Synapsed Substrates for Cre-mediated Recombination

• Graphical representations show Cre-mediated recombination substrates undergoing synapsis. These are the specific substrates forming the structure for Cre-mediated recombination.

Model for Cre-mediated Recombination

• Model illustrating Cre recombination, using Holliday junctions as the intermediate (structural components that facilitate recombination).

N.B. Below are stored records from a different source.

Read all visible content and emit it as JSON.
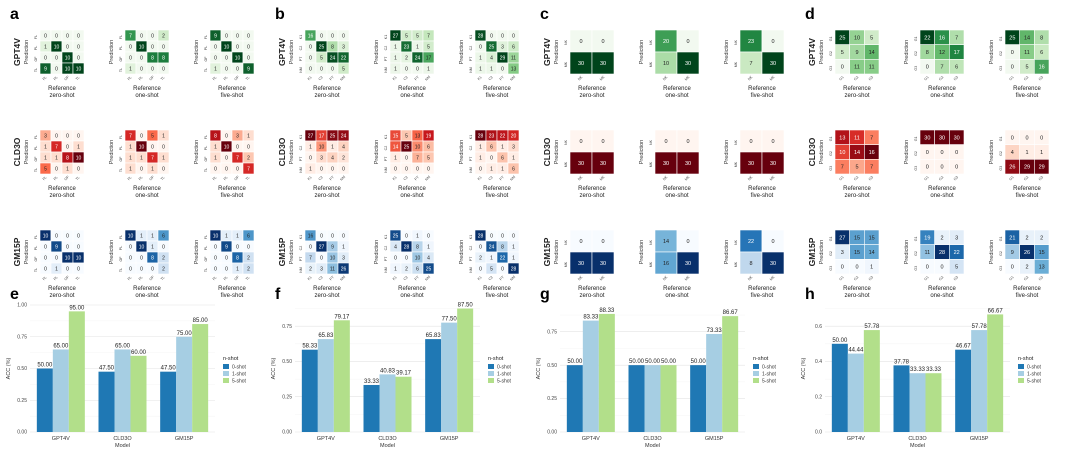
{
  "shot_labels": [
    "zero-shot",
    "one-shot",
    "five-shot"
  ],
  "axis_text": {
    "reference": "Reference",
    "prediction": "Prediction"
  },
  "colors": {
    "GPT4V": [
      "#f2f9f0",
      "#c7e8bf",
      "#74c476",
      "#238b45",
      "#00441b"
    ],
    "CLD3O": [
      "#fff5f0",
      "#fcbba1",
      "#fb6a4a",
      "#cb181d",
      "#67000d"
    ],
    "GM15P": [
      "#f7fbff",
      "#c6dbef",
      "#6baed6",
      "#2171b5",
      "#08306b"
    ],
    "bars": [
      "#1f78b4",
      "#a6cee3",
      "#b2df8a"
    ]
  },
  "heatmaps": [
    {
      "letter": "a",
      "ticks": [
        "FL",
        "PL",
        "OF",
        "TL"
      ],
      "rows": [
        {
          "model": "GPT4V",
          "matrices": [
            [
              [
                0,
                0,
                0,
                0
              ],
              [
                1,
                10,
                0,
                0
              ],
              [
                0,
                0,
                10,
                0
              ],
              [
                9,
                0,
                10,
                10
              ]
            ],
            [
              [
                7,
                0,
                0,
                2
              ],
              [
                0,
                10,
                0,
                0
              ],
              [
                0,
                0,
                8,
                8
              ],
              [
                1,
                0,
                0,
                0
              ]
            ],
            [
              [
                9,
                0,
                0,
                0
              ],
              [
                0,
                10,
                0,
                0
              ],
              [
                0,
                0,
                10,
                0
              ],
              [
                1,
                0,
                0,
                9
              ]
            ]
          ]
        },
        {
          "model": "CLD3O",
          "matrices": [
            [
              [
                3,
                0,
                0,
                0
              ],
              [
                1,
                7,
                0,
                1
              ],
              [
                1,
                1,
                8,
                10
              ],
              [
                5,
                0,
                1,
                0
              ]
            ],
            [
              [
                7,
                0,
                5,
                1
              ],
              [
                1,
                10,
                0,
                0
              ],
              [
                1,
                1,
                7,
                1
              ],
              [
                1,
                0,
                1,
                0
              ]
            ],
            [
              [
                8,
                0,
                3,
                1
              ],
              [
                1,
                10,
                0,
                0
              ],
              [
                1,
                0,
                7,
                2
              ],
              [
                0,
                0,
                0,
                7
              ]
            ]
          ]
        },
        {
          "model": "GM15P",
          "matrices": [
            [
              [
                10,
                0,
                0,
                0
              ],
              [
                0,
                9,
                0,
                0
              ],
              [
                0,
                0,
                10,
                10
              ],
              [
                0,
                1,
                0,
                0
              ]
            ],
            [
              [
                10,
                1,
                1,
                6
              ],
              [
                0,
                10,
                1,
                0
              ],
              [
                0,
                0,
                8,
                2
              ],
              [
                0,
                0,
                0,
                2
              ]
            ],
            [
              [
                10,
                1,
                1,
                6
              ],
              [
                0,
                9,
                0,
                0
              ],
              [
                0,
                0,
                8,
                2
              ],
              [
                0,
                0,
                1,
                2
              ]
            ]
          ]
        }
      ]
    },
    {
      "letter": "b",
      "ticks": [
        "K1",
        "C2",
        "PT",
        "NM"
      ],
      "rows": [
        {
          "model": "GPT4V",
          "matrices": [
            [
              [
                16,
                0,
                0,
                0
              ],
              [
                0,
                25,
                8,
                3
              ],
              [
                0,
                5,
                24,
                22
              ],
              [
                0,
                0,
                0,
                5
              ]
            ],
            [
              [
                27,
                5,
                5,
                7
              ],
              [
                1,
                23,
                1,
                5
              ],
              [
                1,
                2,
                24,
                17
              ],
              [
                1,
                0,
                0,
                1
              ]
            ],
            [
              [
                28,
                0,
                0,
                0
              ],
              [
                0,
                25,
                3,
                6
              ],
              [
                1,
                4,
                29,
                11
              ],
              [
                1,
                1,
                0,
                13
              ]
            ]
          ]
        },
        {
          "model": "CLD3O",
          "matrices": [
            [
              [
                27,
                17,
                25,
                24
              ],
              [
                1,
                10,
                1,
                4
              ],
              [
                0,
                3,
                4,
                2
              ],
              [
                1,
                0,
                0,
                0
              ]
            ],
            [
              [
                15,
                5,
                13,
                19
              ],
              [
                14,
                25,
                10,
                6
              ],
              [
                1,
                0,
                7,
                5
              ],
              [
                0,
                0,
                0,
                0
              ]
            ],
            [
              [
                28,
                23,
                22,
                20
              ],
              [
                1,
                6,
                1,
                3
              ],
              [
                1,
                0,
                6,
                1
              ],
              [
                0,
                1,
                1,
                6
              ]
            ]
          ]
        },
        {
          "model": "GM15P",
          "matrices": [
            [
              [
                16,
                0,
                0,
                0
              ],
              [
                0,
                27,
                9,
                1
              ],
              [
                7,
                0,
                10,
                3
              ],
              [
                2,
                3,
                11,
                26
              ]
            ],
            [
              [
                25,
                0,
                1,
                0
              ],
              [
                4,
                28,
                8,
                1
              ],
              [
                0,
                0,
                10,
                4
              ],
              [
                1,
                2,
                6,
                25
              ]
            ],
            [
              [
                28,
                0,
                0,
                0
              ],
              [
                0,
                24,
                8,
                1
              ],
              [
                2,
                1,
                22,
                1
              ],
              [
                0,
                5,
                0,
                28
              ]
            ]
          ]
        }
      ]
    },
    {
      "letter": "c",
      "ticks": [
        "NK",
        "MK"
      ],
      "rows": [
        {
          "model": "GPT4V",
          "matrices": [
            [
              [
                0,
                0
              ],
              [
                30,
                30
              ]
            ],
            [
              [
                20,
                0
              ],
              [
                10,
                30
              ]
            ],
            [
              [
                23,
                0
              ],
              [
                7,
                30
              ]
            ]
          ]
        },
        {
          "model": "CLD3O",
          "matrices": [
            [
              [
                0,
                0
              ],
              [
                30,
                30
              ]
            ],
            [
              [
                0,
                0
              ],
              [
                30,
                30
              ]
            ],
            [
              [
                0,
                0
              ],
              [
                30,
                30
              ]
            ]
          ]
        },
        {
          "model": "GM15P",
          "matrices": [
            [
              [
                0,
                0
              ],
              [
                30,
                30
              ]
            ],
            [
              [
                14,
                0
              ],
              [
                16,
                30
              ]
            ],
            [
              [
                22,
                0
              ],
              [
                8,
                30
              ]
            ]
          ]
        }
      ]
    },
    {
      "letter": "d",
      "ticks": [
        "G1",
        "G2",
        "G3"
      ],
      "rows": [
        {
          "model": "GPT4V",
          "matrices": [
            [
              [
                25,
                10,
                5
              ],
              [
                5,
                9,
                14
              ],
              [
                0,
                11,
                11
              ]
            ],
            [
              [
                22,
                16,
                7
              ],
              [
                8,
                12,
                17
              ],
              [
                0,
                7,
                6
              ]
            ],
            [
              [
                25,
                14,
                8
              ],
              [
                0,
                11,
                6
              ],
              [
                0,
                5,
                16
              ]
            ]
          ]
        },
        {
          "model": "CLD3O",
          "matrices": [
            [
              [
                13,
                11,
                7
              ],
              [
                10,
                14,
                16
              ],
              [
                7,
                5,
                7
              ]
            ],
            [
              [
                30,
                30,
                30
              ],
              [
                0,
                0,
                0
              ],
              [
                0,
                0,
                0
              ]
            ],
            [
              [
                0,
                0,
                0
              ],
              [
                4,
                1,
                1
              ],
              [
                26,
                29,
                29
              ]
            ]
          ]
        },
        {
          "model": "GM15P",
          "matrices": [
            [
              [
                27,
                15,
                15
              ],
              [
                3,
                15,
                14
              ],
              [
                0,
                0,
                1
              ]
            ],
            [
              [
                19,
                2,
                3
              ],
              [
                11,
                28,
                22
              ],
              [
                0,
                0,
                5
              ]
            ],
            [
              [
                21,
                2,
                2
              ],
              [
                9,
                26,
                15
              ],
              [
                0,
                2,
                13
              ]
            ]
          ]
        }
      ]
    }
  ],
  "chart_data": [
    {
      "letter": "e",
      "type": "bar",
      "categories": [
        "GPT4V",
        "CLD3O",
        "GM15P"
      ],
      "series": [
        {
          "name": "0-shot",
          "values": [
            50.0,
            47.5,
            47.5
          ]
        },
        {
          "name": "1-shot",
          "values": [
            65.0,
            65.0,
            75.0
          ]
        },
        {
          "name": "5-shot",
          "values": [
            95.0,
            60.0,
            85.0
          ]
        }
      ],
      "value_labels": [
        [
          "50.00",
          "47.50",
          "47.50"
        ],
        [
          "65.00",
          "65.00",
          "75.00"
        ],
        [
          "95.00",
          "60.00",
          "85.00"
        ]
      ],
      "ylim": [
        0,
        1.0
      ],
      "yticks": [
        "0.00",
        "0.25",
        "0.50",
        "0.75",
        "1.00"
      ],
      "ylabel": "ACC (%)",
      "xlabel": "Model",
      "legend_title": "n-shot",
      "legend": [
        "0-shot",
        "1-shot",
        "5-shot"
      ]
    },
    {
      "letter": "f",
      "type": "bar",
      "categories": [
        "GPT4V",
        "CLD3O",
        "GM15P"
      ],
      "series": [
        {
          "name": "0-shot",
          "values": [
            58.33,
            33.33,
            65.83
          ]
        },
        {
          "name": "1-shot",
          "values": [
            65.83,
            40.83,
            77.5
          ]
        },
        {
          "name": "5-shot",
          "values": [
            79.17,
            39.17,
            87.5
          ]
        }
      ],
      "value_labels": [
        [
          "58.33",
          "33.33",
          "65.83"
        ],
        [
          "65.83",
          "40.83",
          "77.50"
        ],
        [
          "79.17",
          "39.17",
          "87.50"
        ]
      ],
      "ylim": [
        0,
        0.9
      ],
      "yticks": [
        "0.00",
        "0.25",
        "0.50",
        "0.75"
      ],
      "ylabel": "ACC (%)",
      "xlabel": "Model",
      "legend_title": "n-shot",
      "legend": [
        "0-shot",
        "1-shot",
        "5-shot"
      ]
    },
    {
      "letter": "g",
      "type": "bar",
      "categories": [
        "GPT4V",
        "CLD3O",
        "GM15P"
      ],
      "series": [
        {
          "name": "0-shot",
          "values": [
            50.0,
            50.0,
            50.0
          ]
        },
        {
          "name": "1-shot",
          "values": [
            83.33,
            50.0,
            73.33
          ]
        },
        {
          "name": "5-shot",
          "values": [
            88.33,
            50.0,
            86.67
          ]
        }
      ],
      "value_labels": [
        [
          "50.00",
          "50.00",
          "50.00"
        ],
        [
          "83.33",
          "50.00",
          "73.33"
        ],
        [
          "88.33",
          "50.00",
          "86.67"
        ]
      ],
      "ylim": [
        0,
        0.95
      ],
      "yticks": [
        "0.00",
        "0.25",
        "0.50",
        "0.75"
      ],
      "ylabel": "ACC (%)",
      "xlabel": "Model",
      "legend_title": "n-shot",
      "legend": [
        "0-shot",
        "1-shot",
        "5-shot"
      ]
    },
    {
      "letter": "h",
      "type": "bar",
      "categories": [
        "GPT4V",
        "CLD3O",
        "GM15P"
      ],
      "series": [
        {
          "name": "0-shot",
          "values": [
            50.0,
            37.78,
            46.67
          ]
        },
        {
          "name": "1-shot",
          "values": [
            44.44,
            33.33,
            57.78
          ]
        },
        {
          "name": "5-shot",
          "values": [
            57.78,
            33.33,
            66.67
          ]
        }
      ],
      "value_labels": [
        [
          "50.00",
          "37.78",
          "46.67"
        ],
        [
          "44.44",
          "33.33",
          "57.78"
        ],
        [
          "57.78",
          "33.33",
          "66.67"
        ]
      ],
      "ylim": [
        0,
        0.72
      ],
      "yticks": [
        "0.0",
        "0.2",
        "0.4",
        "0.6"
      ],
      "ylabel": "ACC (%)",
      "xlabel": "Model",
      "legend_title": "n-shot",
      "legend": [
        "0-shot",
        "1-shot",
        "5-shot"
      ]
    }
  ]
}
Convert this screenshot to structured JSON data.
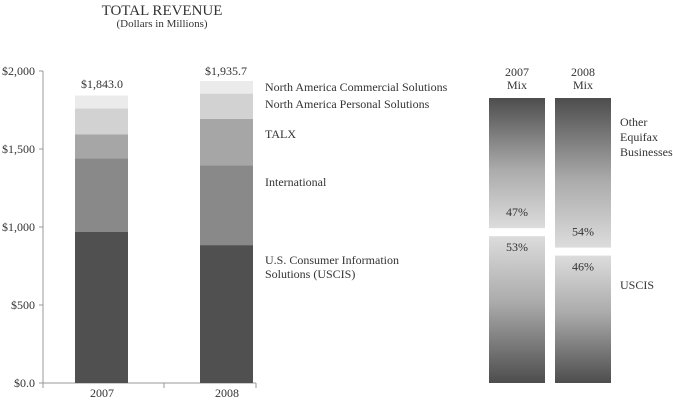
{
  "colors": {
    "text": "#333333",
    "axis": "#999999",
    "segments": [
      "#505050",
      "#898989",
      "#a6a6a6",
      "#d2d2d2",
      "#ebebeb"
    ]
  },
  "chart_data": [
    {
      "type": "bar",
      "stacked": true,
      "title": "TOTAL REVENUE",
      "subtitle": "(Dollars in Millions)",
      "categories": [
        "2007",
        "2008"
      ],
      "ylim": [
        0,
        2000
      ],
      "yticks": [
        "$0.0",
        "$500",
        "$1,000",
        "$1,500",
        "$2,000"
      ],
      "ytick_values": [
        0,
        500,
        1000,
        1500,
        2000
      ],
      "grid": false,
      "legend": "right, labels beside the 2008 bar",
      "totals": [
        "$1,843.0",
        "$1,935.7"
      ],
      "series": [
        {
          "name": "U.S. Consumer Information Solutions (USCIS)",
          "values": [
            968,
            884
          ]
        },
        {
          "name": "International",
          "values": [
            473,
            510
          ]
        },
        {
          "name": "TALX",
          "values": [
            152,
            299
          ]
        },
        {
          "name": "North America Personal Solutions",
          "values": [
            167,
            162
          ]
        },
        {
          "name": "North America Commercial Solutions",
          "values": [
            83,
            81
          ]
        }
      ]
    },
    {
      "type": "bar",
      "stacked": true,
      "title": "",
      "columns": [
        {
          "label_line1": "2007",
          "label_line2": "Mix"
        },
        {
          "label_line1": "2008",
          "label_line2": "Mix"
        }
      ],
      "categories": [
        "2007 Mix",
        "2008 Mix"
      ],
      "ylim": [
        0,
        100
      ],
      "legend": "right",
      "series": [
        {
          "name": "USCIS",
          "values": [
            53,
            46
          ],
          "labels": [
            "53%",
            "46%"
          ]
        },
        {
          "name": "Other Equifax Businesses",
          "name_lines": [
            "Other",
            "Equifax",
            "Businesses"
          ],
          "values": [
            47,
            54
          ],
          "labels": [
            "47%",
            "54%"
          ]
        }
      ]
    }
  ]
}
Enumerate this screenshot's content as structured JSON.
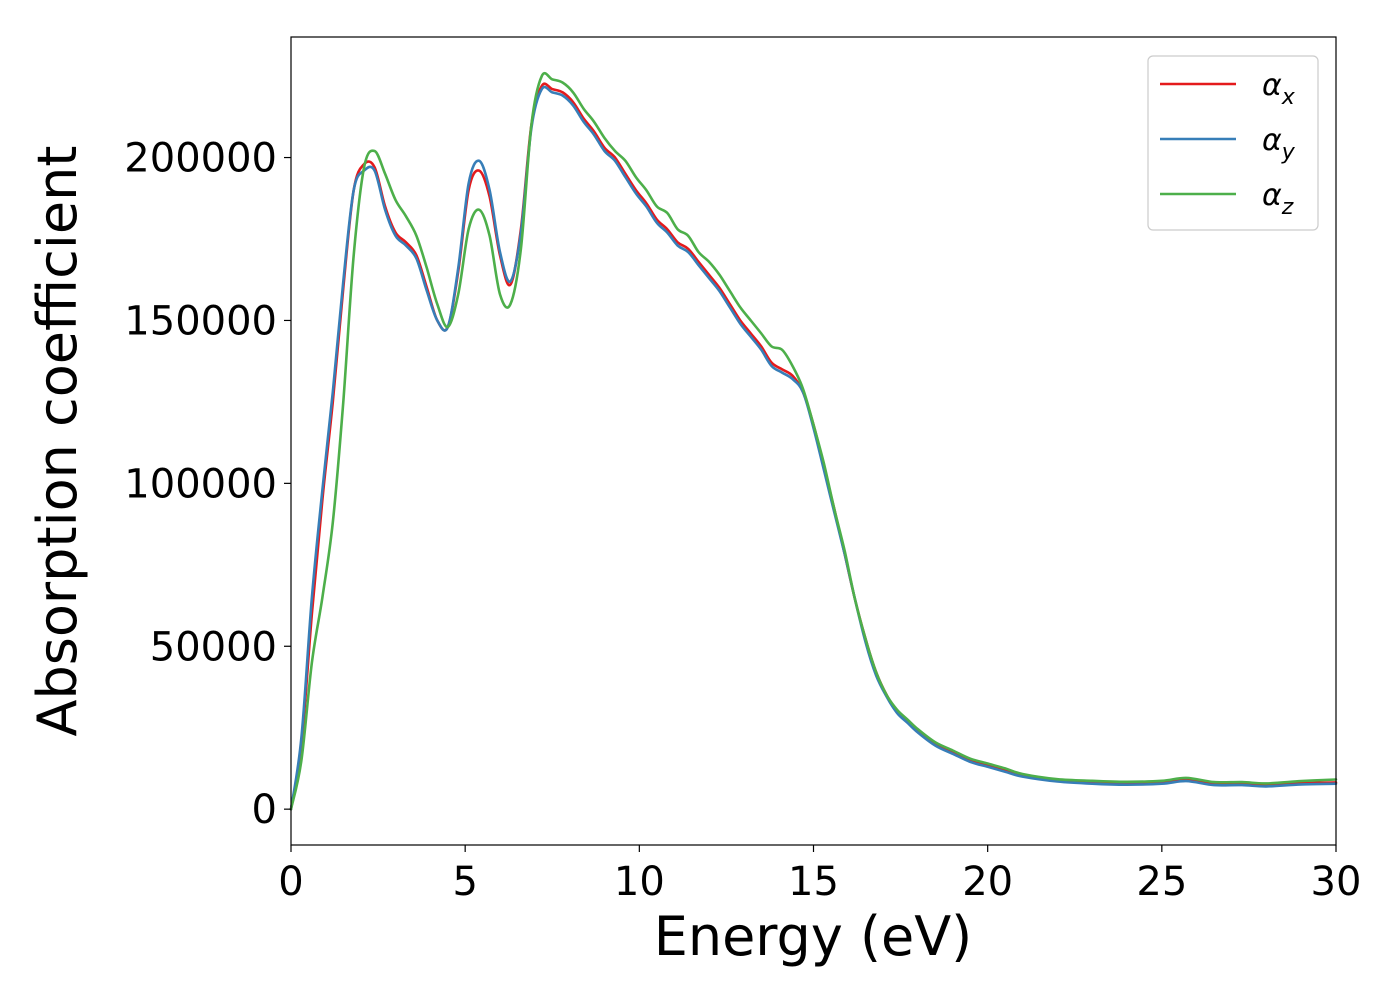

Transposase-mediated DNA Fragmentation

• Describes the process of transposase-mediated insertion and DNA fragmentation and the related methodology

ATAC-seq Chromatin Accessibility

• The technique involves Tn5 transposase mediated oligonucleotide insertions for genome-wide mapping of chromatin accessibility
• Graphical representations and related quantitative data are provided.

Nucleosome Mapping

• Shows how analysis of genomic fragments produced by a DNA-fragmenting transposase (from Tn5) helps identify the centers of nucleosomes in the cell.

Transposon Mutagenesis

• Transposon mutagenesis approaches for identifying and characterizing essential genes in various organisms, including mice and Candida glabrata

Cre-activated Transposon Mutagenesis

• An approach for discovering genes involved in cancer, using Cre-mediated transposon insertion for targeted mutagenesis and analysis.